The NDP accepts that SA is a market economy. Not so the Panel, which relies to a large extent on donations from land-owners. The Report posits Certificates of Recognition, granting a degree of property protection to donors. This could be intended as a subtle form of blackmail. In addition, other non-land owners such as companies or individuals will be asked to donate. Banks will be encouraged to lend against the occupancy rights which the Panel seeks to establish. The ever-looming threat of EWC will no doubt help to encourage donations and soft loans.

In contrast to the NDP, the Panel sets no target of hectares for the acquisition of land for redistribution. It is clear from the foreword and the introduction to the Report that the Panel espouses the view that ultimately land ownership and occupancy must reflect the demographics of South Africa. The Panel’s view seems to be that no value was contributed to this country by the colonisers and settlers. In seeking demographic distribution of land, while espousing the principle of EWC, the Panel follows Zimbabwe: the dispossession of white farmers can only be to the good.
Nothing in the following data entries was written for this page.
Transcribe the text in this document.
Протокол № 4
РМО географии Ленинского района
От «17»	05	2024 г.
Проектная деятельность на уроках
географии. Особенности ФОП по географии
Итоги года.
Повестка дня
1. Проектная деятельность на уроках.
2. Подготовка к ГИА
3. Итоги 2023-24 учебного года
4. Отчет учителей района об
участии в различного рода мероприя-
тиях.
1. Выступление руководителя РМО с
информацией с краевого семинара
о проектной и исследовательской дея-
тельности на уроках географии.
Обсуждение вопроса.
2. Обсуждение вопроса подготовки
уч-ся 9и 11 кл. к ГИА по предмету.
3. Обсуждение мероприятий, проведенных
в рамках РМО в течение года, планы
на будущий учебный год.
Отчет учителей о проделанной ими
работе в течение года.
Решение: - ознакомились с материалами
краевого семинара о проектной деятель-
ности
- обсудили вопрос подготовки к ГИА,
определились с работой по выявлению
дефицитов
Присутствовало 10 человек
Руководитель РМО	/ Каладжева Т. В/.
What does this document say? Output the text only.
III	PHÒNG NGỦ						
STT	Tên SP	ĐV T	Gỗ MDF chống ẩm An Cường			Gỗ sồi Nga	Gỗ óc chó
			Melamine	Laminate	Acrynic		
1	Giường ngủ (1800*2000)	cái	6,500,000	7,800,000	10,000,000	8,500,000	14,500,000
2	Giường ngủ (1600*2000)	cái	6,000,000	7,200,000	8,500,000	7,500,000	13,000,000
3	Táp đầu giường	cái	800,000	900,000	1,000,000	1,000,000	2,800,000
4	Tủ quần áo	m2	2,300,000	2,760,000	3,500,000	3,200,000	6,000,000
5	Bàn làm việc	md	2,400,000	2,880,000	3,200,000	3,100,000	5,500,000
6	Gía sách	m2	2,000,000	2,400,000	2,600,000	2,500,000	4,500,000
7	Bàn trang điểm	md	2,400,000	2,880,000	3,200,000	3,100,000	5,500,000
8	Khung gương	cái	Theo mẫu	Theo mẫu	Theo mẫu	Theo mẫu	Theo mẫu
In seeking to force the pace of land reform, the Panel does not believe that the majority of white commercial farmers want to live in a society where all talent is realised. As there are more potentially competent black farmers, and black actors in the agricultural value chain, than there are whites, we would all benefit from the realisation of this potential. However, the development and nurturing of this deep talent will take time and appropriate experience, and will require a market economy.

Agriculture has developed out of all recognition since 1913. It is now a highly scientific and industrialised form of enterprise. Black people in South Africa were, via race policies, excluded from this process, and therefore require compensating investment in human capital via education and training. Land alone is useless in today’s world. We need to revive our agricultural colleges and use the goodwill of our farming community to train and mentor new farming entrants.

In order to maintain our agricultural output and feed South Africa we need to give our farmers, black and white, security of tenure in the form of title. Let us not fool ourselves: EWC taken to its logical conclusion of so-called taking back the land will devastate not only agriculture: without a sufficient market in food, we will be unable to feed our cities. We will rapidly de-industrialise. This is the Zimbabwe route, only much worse. Zimbabwe could fall back on SA with our world class agricultural sector and industrialised economy. Zimbabweans are kept alive by remittances from hundreds of thousands of their citizens who have fled their revolution for employment in South Africa.

Unlike Zimbabwe, we will have no fall-back position. We will be at the mercy of outsiders.